会社設立時の発行可能株式総数の決め方
会社設立時に必ず決めなければならないのが、発行可能株式総数です。これは今後どの程度株式を発行していくかという「枠」です。たとえば、発行済株式数が100株で、発行可能株式総数が1000株であれば、今後10倍まで株式を増やすことができるという具合です。もちろん株式の発行単価を変えることもできますので、単純に最初の資本金の10倍まで資本金を増やすことができるということを意味するわけではありません。
通常は、定款に盛り込みますが、発起人全員の同意によって決定して、決定書を作っておく形でも登記上は問題ありません。また、定款に発行可能株式総数を定めた場合、公証人の認証を受けた後でも発起人全員の同意があれば発行可能株式総数を変更することが可能です。この場合、変更後の定款について再度公証人の認証を受ける必要はありません。(ただし設立時の発行可能種類株式総数については、変更した場合は再度認証を受ける必要があります。)

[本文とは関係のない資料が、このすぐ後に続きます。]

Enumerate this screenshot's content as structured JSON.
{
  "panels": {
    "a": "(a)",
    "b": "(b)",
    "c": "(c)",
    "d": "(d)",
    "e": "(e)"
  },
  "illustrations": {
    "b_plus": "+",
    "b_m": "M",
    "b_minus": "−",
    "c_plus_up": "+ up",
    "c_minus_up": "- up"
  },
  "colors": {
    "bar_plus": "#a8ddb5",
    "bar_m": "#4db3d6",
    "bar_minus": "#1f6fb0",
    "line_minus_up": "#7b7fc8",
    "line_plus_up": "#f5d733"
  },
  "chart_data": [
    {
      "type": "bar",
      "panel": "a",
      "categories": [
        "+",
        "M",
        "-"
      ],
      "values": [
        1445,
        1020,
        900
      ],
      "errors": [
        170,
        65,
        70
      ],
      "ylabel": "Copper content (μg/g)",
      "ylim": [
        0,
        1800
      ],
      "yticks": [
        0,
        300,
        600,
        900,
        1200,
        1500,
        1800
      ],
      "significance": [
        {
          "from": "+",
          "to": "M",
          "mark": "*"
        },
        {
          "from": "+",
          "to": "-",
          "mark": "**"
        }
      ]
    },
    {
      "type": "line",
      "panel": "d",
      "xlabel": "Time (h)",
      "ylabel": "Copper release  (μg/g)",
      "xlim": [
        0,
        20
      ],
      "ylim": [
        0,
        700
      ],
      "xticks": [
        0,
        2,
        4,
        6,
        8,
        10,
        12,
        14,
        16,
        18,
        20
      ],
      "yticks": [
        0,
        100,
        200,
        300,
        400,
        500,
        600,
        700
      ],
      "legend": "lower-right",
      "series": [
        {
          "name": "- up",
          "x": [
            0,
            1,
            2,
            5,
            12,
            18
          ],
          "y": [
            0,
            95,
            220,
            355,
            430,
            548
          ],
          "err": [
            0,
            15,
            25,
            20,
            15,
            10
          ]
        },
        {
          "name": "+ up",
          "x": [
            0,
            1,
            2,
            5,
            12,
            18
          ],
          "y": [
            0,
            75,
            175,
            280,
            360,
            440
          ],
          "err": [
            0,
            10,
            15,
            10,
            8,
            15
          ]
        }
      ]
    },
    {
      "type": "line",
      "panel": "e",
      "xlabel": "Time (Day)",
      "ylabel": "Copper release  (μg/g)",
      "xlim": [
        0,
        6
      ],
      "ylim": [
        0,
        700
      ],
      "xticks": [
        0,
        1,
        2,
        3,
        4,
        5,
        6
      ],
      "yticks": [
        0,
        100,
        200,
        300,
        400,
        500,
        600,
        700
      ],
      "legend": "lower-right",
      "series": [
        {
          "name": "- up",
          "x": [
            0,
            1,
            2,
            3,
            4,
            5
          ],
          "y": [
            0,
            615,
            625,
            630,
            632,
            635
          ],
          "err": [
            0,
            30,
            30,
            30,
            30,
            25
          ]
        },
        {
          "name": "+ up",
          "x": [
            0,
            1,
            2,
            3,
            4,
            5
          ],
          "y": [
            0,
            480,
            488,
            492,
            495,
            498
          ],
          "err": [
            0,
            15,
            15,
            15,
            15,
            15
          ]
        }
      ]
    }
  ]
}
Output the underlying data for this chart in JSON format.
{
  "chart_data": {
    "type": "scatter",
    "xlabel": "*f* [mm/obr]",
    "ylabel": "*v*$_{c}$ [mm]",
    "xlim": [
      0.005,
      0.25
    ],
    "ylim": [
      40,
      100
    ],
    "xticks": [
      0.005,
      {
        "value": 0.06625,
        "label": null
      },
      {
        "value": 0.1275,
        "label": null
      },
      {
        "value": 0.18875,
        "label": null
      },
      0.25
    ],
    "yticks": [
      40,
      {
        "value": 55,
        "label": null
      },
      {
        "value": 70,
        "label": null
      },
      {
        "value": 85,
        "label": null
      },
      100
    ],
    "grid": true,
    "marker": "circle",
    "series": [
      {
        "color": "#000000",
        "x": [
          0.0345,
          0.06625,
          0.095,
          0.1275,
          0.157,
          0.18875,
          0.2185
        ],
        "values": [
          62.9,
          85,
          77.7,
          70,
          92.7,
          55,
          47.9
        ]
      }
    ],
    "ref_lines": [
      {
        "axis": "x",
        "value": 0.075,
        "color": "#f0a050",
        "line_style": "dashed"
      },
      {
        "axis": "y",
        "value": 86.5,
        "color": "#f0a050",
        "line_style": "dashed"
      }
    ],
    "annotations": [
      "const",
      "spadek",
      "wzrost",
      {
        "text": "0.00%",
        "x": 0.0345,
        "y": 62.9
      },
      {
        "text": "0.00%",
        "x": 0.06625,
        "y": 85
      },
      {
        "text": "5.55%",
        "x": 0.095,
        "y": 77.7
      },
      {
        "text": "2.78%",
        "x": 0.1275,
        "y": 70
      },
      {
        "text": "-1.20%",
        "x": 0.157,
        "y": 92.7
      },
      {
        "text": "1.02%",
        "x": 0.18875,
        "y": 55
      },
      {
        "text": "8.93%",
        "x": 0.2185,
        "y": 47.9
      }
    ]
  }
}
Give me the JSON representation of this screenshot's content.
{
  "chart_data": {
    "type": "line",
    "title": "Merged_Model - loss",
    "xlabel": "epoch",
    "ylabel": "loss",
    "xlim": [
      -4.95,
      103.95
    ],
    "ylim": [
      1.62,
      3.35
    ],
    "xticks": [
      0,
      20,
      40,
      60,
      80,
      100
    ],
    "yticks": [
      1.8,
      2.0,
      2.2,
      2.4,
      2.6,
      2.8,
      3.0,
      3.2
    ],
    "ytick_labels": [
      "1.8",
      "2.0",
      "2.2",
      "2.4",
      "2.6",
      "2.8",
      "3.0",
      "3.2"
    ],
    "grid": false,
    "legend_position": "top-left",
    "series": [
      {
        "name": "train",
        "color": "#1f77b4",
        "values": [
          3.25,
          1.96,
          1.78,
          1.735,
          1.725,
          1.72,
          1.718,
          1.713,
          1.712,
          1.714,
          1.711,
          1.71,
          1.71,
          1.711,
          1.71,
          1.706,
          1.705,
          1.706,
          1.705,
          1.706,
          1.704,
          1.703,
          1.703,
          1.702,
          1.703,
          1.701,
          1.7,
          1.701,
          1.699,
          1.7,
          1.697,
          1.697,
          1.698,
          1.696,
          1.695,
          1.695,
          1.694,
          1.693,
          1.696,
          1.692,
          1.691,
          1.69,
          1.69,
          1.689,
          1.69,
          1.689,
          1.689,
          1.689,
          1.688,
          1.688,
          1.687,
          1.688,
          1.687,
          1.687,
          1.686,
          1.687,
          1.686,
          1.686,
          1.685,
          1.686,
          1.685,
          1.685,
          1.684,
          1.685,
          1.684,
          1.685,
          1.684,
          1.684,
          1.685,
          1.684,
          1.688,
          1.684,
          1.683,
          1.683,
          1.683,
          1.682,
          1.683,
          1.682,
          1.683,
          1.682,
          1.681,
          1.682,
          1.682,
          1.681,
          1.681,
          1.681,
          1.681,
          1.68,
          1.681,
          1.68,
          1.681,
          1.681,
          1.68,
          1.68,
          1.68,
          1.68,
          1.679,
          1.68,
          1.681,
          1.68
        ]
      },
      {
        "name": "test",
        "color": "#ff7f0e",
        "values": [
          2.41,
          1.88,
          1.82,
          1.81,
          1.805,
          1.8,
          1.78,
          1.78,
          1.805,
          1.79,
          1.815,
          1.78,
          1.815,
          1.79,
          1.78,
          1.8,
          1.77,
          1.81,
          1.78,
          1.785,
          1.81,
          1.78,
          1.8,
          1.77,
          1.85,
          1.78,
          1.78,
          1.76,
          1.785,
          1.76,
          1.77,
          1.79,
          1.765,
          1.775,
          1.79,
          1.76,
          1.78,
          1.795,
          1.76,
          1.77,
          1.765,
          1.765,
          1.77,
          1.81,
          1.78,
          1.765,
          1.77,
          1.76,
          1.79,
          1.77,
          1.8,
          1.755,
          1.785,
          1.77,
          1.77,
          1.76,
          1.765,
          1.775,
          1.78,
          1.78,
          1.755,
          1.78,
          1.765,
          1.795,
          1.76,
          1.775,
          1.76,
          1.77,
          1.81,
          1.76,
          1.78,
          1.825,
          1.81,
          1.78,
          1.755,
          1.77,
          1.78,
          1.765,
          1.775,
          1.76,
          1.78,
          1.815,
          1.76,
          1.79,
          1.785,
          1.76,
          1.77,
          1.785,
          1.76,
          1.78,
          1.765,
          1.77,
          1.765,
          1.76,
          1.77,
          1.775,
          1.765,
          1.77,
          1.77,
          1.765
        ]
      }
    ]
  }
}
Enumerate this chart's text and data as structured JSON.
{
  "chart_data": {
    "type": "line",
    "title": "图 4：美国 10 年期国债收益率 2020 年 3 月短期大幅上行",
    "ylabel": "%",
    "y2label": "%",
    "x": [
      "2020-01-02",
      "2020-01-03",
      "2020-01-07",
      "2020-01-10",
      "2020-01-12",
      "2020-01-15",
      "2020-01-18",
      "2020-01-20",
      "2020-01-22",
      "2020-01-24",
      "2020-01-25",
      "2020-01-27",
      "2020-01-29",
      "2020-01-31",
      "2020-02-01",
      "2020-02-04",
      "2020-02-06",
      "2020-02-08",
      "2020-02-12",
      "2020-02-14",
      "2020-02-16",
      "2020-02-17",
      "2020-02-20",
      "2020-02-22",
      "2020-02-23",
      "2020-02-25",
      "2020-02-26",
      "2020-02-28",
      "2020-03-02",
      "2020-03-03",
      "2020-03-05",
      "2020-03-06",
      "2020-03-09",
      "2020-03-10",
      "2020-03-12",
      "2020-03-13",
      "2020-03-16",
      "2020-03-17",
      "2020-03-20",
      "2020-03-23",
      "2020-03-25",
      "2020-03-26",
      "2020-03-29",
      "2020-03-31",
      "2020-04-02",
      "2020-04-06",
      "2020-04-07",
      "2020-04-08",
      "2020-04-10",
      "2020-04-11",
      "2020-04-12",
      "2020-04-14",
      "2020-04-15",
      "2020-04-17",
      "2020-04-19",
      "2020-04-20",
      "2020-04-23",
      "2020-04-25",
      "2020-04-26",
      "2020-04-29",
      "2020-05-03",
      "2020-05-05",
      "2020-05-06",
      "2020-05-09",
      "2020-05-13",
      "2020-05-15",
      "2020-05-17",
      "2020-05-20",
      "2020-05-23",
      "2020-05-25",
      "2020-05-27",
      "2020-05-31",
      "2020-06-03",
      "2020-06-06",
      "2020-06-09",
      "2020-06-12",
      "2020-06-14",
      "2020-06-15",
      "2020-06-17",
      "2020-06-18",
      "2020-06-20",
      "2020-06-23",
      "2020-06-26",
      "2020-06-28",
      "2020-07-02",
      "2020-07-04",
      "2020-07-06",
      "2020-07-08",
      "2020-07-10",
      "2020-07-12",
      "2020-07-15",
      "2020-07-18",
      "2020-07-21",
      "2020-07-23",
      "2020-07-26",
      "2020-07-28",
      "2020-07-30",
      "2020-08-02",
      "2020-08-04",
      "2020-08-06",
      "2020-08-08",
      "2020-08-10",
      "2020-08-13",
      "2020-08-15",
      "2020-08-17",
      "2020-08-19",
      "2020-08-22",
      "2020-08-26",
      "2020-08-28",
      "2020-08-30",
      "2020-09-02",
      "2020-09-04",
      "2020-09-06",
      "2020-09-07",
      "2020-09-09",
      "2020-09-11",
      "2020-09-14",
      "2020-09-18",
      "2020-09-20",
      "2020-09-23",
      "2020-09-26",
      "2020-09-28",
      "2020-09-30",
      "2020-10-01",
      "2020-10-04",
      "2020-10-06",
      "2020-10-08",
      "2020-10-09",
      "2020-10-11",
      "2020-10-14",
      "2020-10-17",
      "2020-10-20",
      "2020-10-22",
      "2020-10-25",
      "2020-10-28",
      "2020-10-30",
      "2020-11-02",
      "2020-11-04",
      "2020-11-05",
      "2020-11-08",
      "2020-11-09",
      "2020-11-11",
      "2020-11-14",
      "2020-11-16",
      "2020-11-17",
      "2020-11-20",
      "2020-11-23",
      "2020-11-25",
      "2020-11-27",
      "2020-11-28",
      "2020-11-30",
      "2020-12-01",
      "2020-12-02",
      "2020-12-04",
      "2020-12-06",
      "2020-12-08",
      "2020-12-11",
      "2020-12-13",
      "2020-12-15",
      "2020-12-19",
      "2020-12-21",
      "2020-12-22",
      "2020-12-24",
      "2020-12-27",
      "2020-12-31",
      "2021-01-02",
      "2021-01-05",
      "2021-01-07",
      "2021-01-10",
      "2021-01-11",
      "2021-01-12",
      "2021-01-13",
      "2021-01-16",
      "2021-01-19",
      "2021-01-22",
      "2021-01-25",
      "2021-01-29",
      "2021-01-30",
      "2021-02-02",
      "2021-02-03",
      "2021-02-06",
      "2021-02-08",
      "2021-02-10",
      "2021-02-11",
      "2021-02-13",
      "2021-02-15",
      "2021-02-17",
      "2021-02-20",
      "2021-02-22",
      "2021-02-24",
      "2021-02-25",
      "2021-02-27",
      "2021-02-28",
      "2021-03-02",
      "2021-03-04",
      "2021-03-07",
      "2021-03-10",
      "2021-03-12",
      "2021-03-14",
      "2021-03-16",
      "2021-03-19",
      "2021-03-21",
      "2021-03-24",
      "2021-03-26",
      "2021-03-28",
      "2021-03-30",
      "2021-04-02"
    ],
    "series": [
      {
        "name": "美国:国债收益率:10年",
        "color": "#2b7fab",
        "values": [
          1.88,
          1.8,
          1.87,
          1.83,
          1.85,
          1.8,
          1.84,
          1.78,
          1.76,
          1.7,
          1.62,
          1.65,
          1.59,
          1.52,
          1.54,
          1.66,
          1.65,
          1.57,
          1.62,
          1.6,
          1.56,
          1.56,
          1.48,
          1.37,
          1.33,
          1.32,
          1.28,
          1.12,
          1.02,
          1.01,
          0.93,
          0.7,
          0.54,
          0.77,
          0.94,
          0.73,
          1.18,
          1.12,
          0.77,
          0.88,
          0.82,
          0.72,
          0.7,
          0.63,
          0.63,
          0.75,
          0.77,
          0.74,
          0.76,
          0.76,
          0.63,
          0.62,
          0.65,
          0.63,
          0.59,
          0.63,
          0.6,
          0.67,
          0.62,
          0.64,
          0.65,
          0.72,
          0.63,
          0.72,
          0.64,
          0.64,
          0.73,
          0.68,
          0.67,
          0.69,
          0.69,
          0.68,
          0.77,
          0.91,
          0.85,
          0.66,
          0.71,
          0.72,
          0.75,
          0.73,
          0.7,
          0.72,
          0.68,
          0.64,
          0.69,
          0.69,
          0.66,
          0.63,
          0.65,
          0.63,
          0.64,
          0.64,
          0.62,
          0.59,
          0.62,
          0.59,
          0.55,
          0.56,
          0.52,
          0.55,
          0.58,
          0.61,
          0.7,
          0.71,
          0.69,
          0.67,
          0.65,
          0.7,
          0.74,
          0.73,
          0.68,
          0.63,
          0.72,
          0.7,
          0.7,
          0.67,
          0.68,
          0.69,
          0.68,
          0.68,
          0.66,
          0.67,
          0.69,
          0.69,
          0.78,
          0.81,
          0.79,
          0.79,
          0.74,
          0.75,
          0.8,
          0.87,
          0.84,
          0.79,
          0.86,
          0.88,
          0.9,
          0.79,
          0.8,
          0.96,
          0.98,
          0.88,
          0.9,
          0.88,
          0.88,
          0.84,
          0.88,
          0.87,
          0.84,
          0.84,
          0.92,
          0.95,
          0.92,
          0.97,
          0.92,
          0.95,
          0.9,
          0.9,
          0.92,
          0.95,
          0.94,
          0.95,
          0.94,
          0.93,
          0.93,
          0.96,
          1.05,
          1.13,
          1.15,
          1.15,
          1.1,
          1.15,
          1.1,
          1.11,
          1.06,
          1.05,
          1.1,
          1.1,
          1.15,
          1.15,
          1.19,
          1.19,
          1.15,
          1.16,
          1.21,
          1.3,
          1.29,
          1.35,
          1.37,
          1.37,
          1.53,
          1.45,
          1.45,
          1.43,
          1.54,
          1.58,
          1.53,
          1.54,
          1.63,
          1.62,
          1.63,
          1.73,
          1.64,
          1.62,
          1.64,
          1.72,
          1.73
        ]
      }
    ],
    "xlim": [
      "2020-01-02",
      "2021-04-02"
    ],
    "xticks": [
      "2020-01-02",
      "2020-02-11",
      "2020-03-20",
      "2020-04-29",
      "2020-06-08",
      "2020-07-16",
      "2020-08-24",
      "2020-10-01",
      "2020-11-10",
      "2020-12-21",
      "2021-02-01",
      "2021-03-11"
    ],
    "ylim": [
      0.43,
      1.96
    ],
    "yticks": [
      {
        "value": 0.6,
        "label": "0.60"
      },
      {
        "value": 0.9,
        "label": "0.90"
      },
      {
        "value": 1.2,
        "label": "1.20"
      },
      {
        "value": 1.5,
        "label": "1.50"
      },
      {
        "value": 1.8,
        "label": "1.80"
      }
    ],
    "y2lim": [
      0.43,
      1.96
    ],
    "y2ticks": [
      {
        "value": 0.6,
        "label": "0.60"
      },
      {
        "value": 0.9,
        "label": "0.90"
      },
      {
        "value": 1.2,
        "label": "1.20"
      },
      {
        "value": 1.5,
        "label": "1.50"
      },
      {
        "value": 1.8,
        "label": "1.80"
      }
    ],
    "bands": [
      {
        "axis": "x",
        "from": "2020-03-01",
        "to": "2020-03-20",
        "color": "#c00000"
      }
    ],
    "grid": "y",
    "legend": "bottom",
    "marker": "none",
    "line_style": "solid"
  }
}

公開会社でなければ発行可能株式総数に制限はありませんが、迷った場合は公開会社の4倍制限にならい、発行済株式数の4倍で設定するケースが多いです。たとえば株式数100株で発行可能株式総数400株という具合です。しかし、後述の通り、もし増資を行う際に発行可能株式総数の枠がいっぱいになると、その拡張のために登記の手間やコストがかかります。そのため、特にこだわりがなければできる限り枠を広げたほうがよいでしょう。
発行可能株式総数はできる限り余裕をもって設定する
増資を行って、発行可能株式総数がいっぱいになってしまったら、増やすことも可能です。ただしこの場合は、登記の変更が必要ですので、最低でも印紙代3万円がかかります。そのため、会社設立時にある程度余裕をもって、発行可能株式総数を設定しておけば安心です。ただし、あまりにも大きな数字で設定してしまうと、なんとなく見栄えがよくありません。そのため、大体100倍程度くらいまでが自然かもしれません。もしくは、777,777株みたいにするのも面白いかもしれません。正直、非上場の会社では発行可能株式総数をいくつにするかは社長の気分次第といってもいいかもしれません。
将来的に上場を目指すなどの場合は、新たに資本金を増やす際には、発行株価があまりにも実態とかい離していると、有利発行などで問題になる場合があります。しかし、そういった事情がなければ、創業者が新たに資本金を増やそうという場合でも、いちいち時価を計算せずに、最初に発行した単価をそのまま使う場合も多いです。